Mike, the above blokes are gathering for the Special Case Swap - some are regular ISBers. We have picked 20 March as the date (not all can attend). Combine the swap with your regular ISB session? Or something else?


----------



## floppinab (11/2/10)

Fatgodzilla said:


> Mike, the above blokes are gathering for the Special Case Swap - some are regular ISBers. We have picked 20 March as the date (not all can attend). Combine the swap with your regular ISB session? Or something else?

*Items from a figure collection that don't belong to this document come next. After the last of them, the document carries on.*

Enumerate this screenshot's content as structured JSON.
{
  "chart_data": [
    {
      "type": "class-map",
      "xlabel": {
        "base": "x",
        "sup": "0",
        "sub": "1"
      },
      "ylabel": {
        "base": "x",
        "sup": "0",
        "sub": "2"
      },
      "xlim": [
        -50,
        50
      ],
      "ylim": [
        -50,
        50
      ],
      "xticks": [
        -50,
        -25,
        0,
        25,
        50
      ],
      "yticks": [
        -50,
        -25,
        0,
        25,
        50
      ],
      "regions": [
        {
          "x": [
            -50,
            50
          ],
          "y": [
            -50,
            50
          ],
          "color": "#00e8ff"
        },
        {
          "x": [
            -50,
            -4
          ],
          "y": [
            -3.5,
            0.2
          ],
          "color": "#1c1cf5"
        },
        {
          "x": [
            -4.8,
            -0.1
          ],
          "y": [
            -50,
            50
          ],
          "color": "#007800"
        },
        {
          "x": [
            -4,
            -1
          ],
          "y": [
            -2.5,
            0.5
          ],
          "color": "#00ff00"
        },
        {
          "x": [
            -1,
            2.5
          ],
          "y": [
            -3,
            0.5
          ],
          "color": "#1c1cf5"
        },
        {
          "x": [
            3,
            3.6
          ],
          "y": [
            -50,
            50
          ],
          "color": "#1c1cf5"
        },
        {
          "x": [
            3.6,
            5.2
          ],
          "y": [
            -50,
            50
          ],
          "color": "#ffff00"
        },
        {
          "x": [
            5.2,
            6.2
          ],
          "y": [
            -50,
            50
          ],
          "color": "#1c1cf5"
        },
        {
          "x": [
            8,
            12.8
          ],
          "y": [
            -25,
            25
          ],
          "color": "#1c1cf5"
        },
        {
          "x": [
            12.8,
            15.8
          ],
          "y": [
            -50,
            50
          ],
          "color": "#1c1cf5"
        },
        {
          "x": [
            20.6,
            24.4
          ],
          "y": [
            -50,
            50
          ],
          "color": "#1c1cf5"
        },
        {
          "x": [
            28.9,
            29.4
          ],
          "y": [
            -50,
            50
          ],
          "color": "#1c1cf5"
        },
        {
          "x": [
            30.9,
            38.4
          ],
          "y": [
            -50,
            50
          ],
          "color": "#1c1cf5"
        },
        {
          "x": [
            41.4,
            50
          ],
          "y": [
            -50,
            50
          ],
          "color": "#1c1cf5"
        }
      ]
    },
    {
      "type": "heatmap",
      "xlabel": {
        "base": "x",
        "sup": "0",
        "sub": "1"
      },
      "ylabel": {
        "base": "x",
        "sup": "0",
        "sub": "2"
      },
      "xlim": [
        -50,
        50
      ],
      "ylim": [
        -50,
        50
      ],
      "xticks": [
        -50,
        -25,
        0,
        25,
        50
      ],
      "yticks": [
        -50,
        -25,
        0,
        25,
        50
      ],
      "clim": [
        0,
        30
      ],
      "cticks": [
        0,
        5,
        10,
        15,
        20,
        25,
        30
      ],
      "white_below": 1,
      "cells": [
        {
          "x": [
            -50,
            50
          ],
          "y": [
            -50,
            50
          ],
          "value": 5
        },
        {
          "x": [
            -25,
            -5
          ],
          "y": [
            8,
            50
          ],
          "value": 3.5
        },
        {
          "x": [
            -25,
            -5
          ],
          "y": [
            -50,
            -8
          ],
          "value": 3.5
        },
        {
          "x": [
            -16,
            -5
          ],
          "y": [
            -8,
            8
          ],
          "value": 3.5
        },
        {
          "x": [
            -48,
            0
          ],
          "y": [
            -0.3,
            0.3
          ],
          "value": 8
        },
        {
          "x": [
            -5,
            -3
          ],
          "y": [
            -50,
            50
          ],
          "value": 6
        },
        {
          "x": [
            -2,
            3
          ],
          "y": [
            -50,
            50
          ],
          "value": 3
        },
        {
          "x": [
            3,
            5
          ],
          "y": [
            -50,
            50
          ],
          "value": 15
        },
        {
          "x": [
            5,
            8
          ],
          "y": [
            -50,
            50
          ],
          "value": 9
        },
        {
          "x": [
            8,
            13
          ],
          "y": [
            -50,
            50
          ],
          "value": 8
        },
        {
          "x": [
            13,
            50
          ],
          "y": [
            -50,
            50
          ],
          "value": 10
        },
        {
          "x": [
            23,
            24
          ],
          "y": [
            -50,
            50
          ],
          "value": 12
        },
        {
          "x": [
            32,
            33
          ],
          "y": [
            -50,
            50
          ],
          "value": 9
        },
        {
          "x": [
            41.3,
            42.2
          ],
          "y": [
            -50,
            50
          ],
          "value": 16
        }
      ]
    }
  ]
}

And I'm still looking at doing this at my joint.................. still awaiting SWMBO's approval <_< shouldn't be long now........


----------



## barls (11/2/10)

20th is good 4 me as the 27th will get me killed


----------



## syd_03 (11/2/10)

Fatgodzilla said:


> 1. Fatgodzilla
> 2. Grantw
> 3. DiscoStu
> 4. Stuster
> ...



There are also a few of us down in the stouts category too. 20th is good as far as I know


----------



## redbeard (11/2/10)

Nothing planned for the 20th


----------



## mikem108 (12/2/10)

Folks as anyone who has prevously attended my place is a bit small to host any more than about ten people, a case swap would be a big challenge, if not impossible


----------



## floppinab (18/2/10)

Have locked in the Mar. 20th at my joint lads. Watch the thread in the special case swap for details.


----------



## syd_03 (18/2/10)

floppinab said:


> Have locked in the Mar. 20th at my joint lads. Watch the thread in the special case swap for details.


Perfect.

BBQ at my place the saturday before for the worlds greatest shave, all welcome.
Sponser me here if you wish [topic="42219"]Link[/topic]

Cheers


----------



## barls (25/2/10)

looking forward to this.
ill bring a bottle of the dark braggot that i made.


----------



## syd_03 (9/3/10)

syd_03 said:


> Perfect.
> 
> BBQ at my place the saturday before for the worlds greatest shave, all welcome.
> Sponser me here if you wish [topic="42219"]Link[/topic]
> ...



Only a few days to go now, BBQ at my house this Saturday, let me know if you are attending.

Thanks to those who have sponsored so far, if you haven't please just give $5 to the great cause.

Cheers
Jason


----------